Reading For Tuesday Jonah 2:1-10
Praying is sometimes our last resort. Jonah prayed out of his distress and cried for help from the depth of Sheol. He was as good as dead when he lifted up his desperate plea, but God heard the voice of his rebellious prophet Jonah and granted the petition for help. God's grace is manifest by the mere fact that he heard Jonah's prayer. Jonah describes in detail the distress out of which he cried out to the Lord, and he does not blame the sailors for his predicament. God had placed Jonah into the deep, and it was the only means by which the violent storm could be calmed. The crew was just the instrument God used on this occasion. Jonah vividly describes being siphoned into the current and battered by the waves. Jonah emphasizes that the sea was God’s means of disciplining him, and it left him feeling cut off from God.

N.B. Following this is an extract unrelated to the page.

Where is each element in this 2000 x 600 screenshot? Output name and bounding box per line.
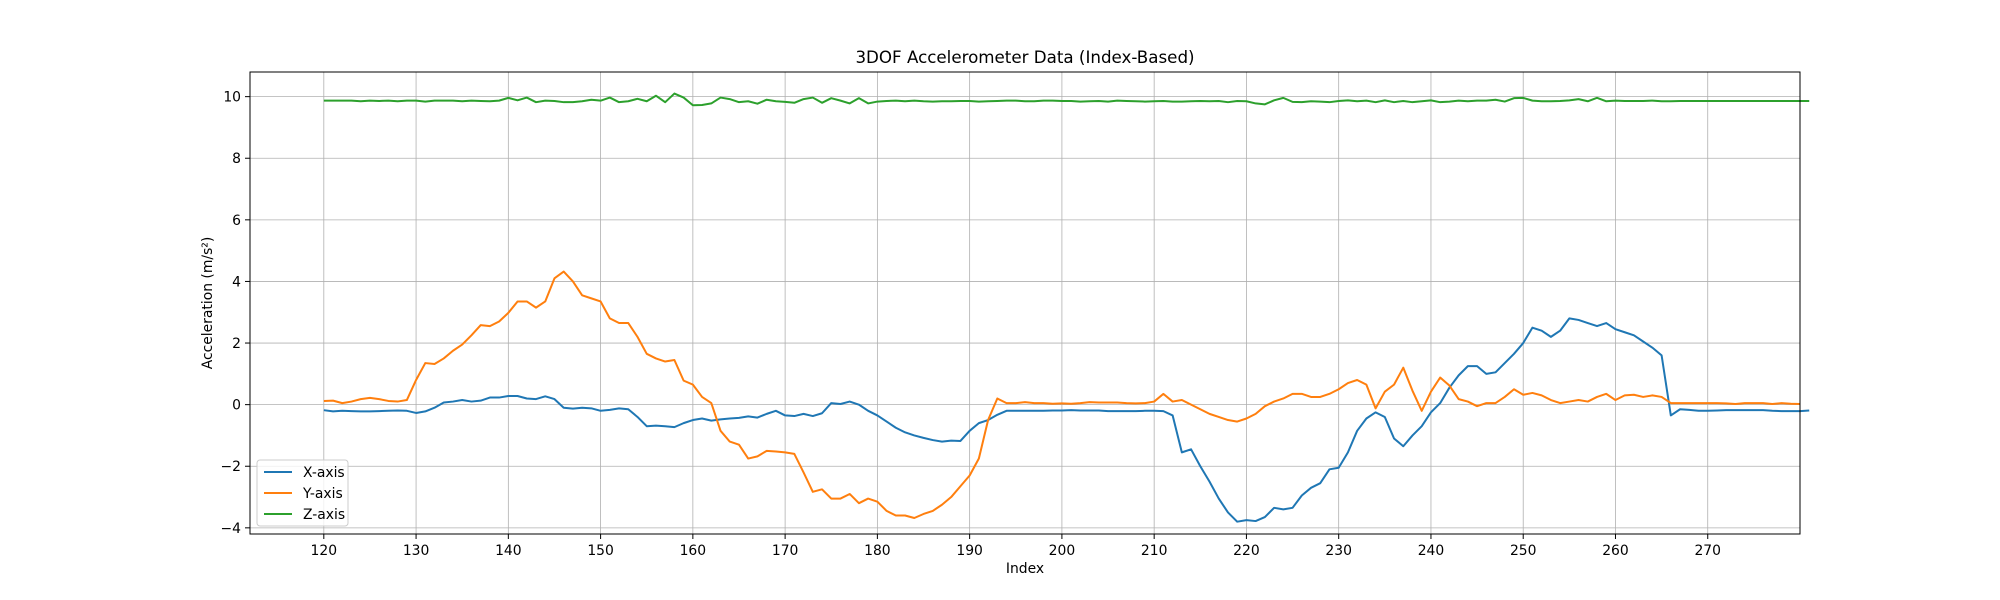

By being cast into the sea, Jonah had been “driven” from God's sight. In spite of his circumstances, Jonah was confident that he would “look again” toward God's “holy temple.” He was anticipating renewed fellowship with his God and these words probably suggest that Jonah had experienced a change of heart. What began as arrogance had given way to humility and his rebellion transformed into submission.
Jonah felt himself sinking into a watery grave as the water surrounded him to the point of death and weeds wrapped around his head. He was descending “to the roots of the mountains.” This was the point of oblivion as the land's bars were closing forever, the bars of death. There was no hope of return apart from divine intervention. By means of the great fish, God had brought up his life from the pit. While his life was fainting away, Jonah remembered God and turned to the Lord for help, as his prayer reached the heavenly temple. Jonah is keenly aware of how much he was indebted to divine grace. He declares that idolaters forsake their hope of steadfast love, and he pledges to sacrifice to God and pay his vows. Jonah now knows from personal experience that salvation belongs to God, and he needed salvation as much as the Ninevites. God's response was to speak to the fish and have it vomit Jonah up on the dry land.
Things To Consider:
- Do you ever delay prayer until you are in distress? Why?
- Why would God listen to Jonah at all?
- Have you ever prayed while in distress? When? What were the circumstances?
- Does Jonah actually ask God for anything in this prayer?
- Does this passage teach us anything about the importance of memorizing scripture?
- What can be learned about God from the fact that he speaks to a fish?
- How can our love of idols forsake God's steadfast love?